The responsiveness of KOOS-12 demonstrated moderate to large effects eight weeks after intra-articular therapy. Furthermore, KOOS-12 scales and summary scale performed as well as KOOS’s pain, symptoms, and activities of daily living, and IKDC in terms of responsiveness. To the best of our knowledge, this is the first study examining the responsiveness of KOOS-12 in patients with KOA treated with intra-articular therapy. In patients with total TKR, the SRMs for KOOS-12 ranged from 1.62 to 2.12, and the quality of life scale was the most sensitive to change [2]. In contrast, in patients with intra-articular treatment, the pain and function scales were the most sensitive to change. The present study shows that KOOS-12 pain and summary were most sensitive to change than KOOS scales. In line with these results, KOOS-12 summary score reported high effect sizes, and standardized response means post-TKR [7, 8].

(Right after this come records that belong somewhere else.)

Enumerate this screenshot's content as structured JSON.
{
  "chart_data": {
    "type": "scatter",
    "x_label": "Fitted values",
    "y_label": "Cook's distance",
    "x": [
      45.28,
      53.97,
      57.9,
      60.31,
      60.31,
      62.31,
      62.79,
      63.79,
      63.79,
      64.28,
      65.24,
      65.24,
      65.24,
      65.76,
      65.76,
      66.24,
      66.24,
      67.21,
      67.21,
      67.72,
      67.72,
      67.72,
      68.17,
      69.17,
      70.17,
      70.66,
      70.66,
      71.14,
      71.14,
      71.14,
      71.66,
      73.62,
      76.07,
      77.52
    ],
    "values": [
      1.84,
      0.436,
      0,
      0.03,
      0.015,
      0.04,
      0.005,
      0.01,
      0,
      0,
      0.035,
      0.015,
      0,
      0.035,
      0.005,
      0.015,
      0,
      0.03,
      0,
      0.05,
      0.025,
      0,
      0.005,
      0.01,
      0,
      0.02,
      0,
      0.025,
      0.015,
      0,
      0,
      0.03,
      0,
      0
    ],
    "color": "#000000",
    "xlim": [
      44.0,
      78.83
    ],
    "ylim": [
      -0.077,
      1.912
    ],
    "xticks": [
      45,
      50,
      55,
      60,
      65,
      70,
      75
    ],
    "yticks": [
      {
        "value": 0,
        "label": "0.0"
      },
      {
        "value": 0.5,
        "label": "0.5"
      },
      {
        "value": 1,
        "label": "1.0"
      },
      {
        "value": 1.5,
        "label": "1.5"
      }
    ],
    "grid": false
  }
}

KOOS-12 is an easily accessible instrument for clinicians, it is freely available, easy to understand and score, besides, and the number of missing values is low. In clinical settings, KOOS-12 is a brief, comprehensive knee-specific PROM with good psychometric properties and provides an overall knee impact score, along with domain-specific measures.

Our study has some limitations that must be acknowledged. First, participants were recruited through secondary care clinics, suggesting that our sample may not be representative of KOA population. Second, the sample size was not equal in OA severity; the number of patients was lower in patients with mild and severe KOA. Third, even though the GPCM well fitted the data, the total sample size could be considered “inadequate” for accurate parameter estimates [11]. However, evidence from recent simulation studies suggests that a sample size of 200 participants is enough to achieve a robust CFA solution. The Monte Carlo data simulation techniques showed that adequate sample size for a one-factor CFA with four items and factorial loadings of 0.65 (as each scale of the KOOS-12) could be as low as 90 patients [41]. Concerning robust weighted least squares (WLS) estimation, the relative bias in the estimated standard errors of factor loadings depended on sample size and factorial loading magnitude, with a sample size of 200 participants and five-categorical data, and the relative bias for a four-indicator model was < 5% with loadings of 0.70 [42]. Although our study’s sample size is considered a “very good” sample size for estimating the parameters with the Rasch model [11], our results showed that KOOS-12 scales present a poor model fit to the Rasch-based partial credit model. Also, the same discrimination parameter of the items could not be assumed. The sample size of 209 patients might also be a limitation, as GPCM analysis generally requires ≥ 500 patients due to the number of parameter estimations needed [11]. These issues will be important to address in future research.

In conclusion, this study demonstrates that the Spanish version of KOOS-12 questionnaire is a valid, reliable, and sensitive to change instrument for measuring the patients’ opinion about their knee and associated problems in Mexican subjects with knee O.A.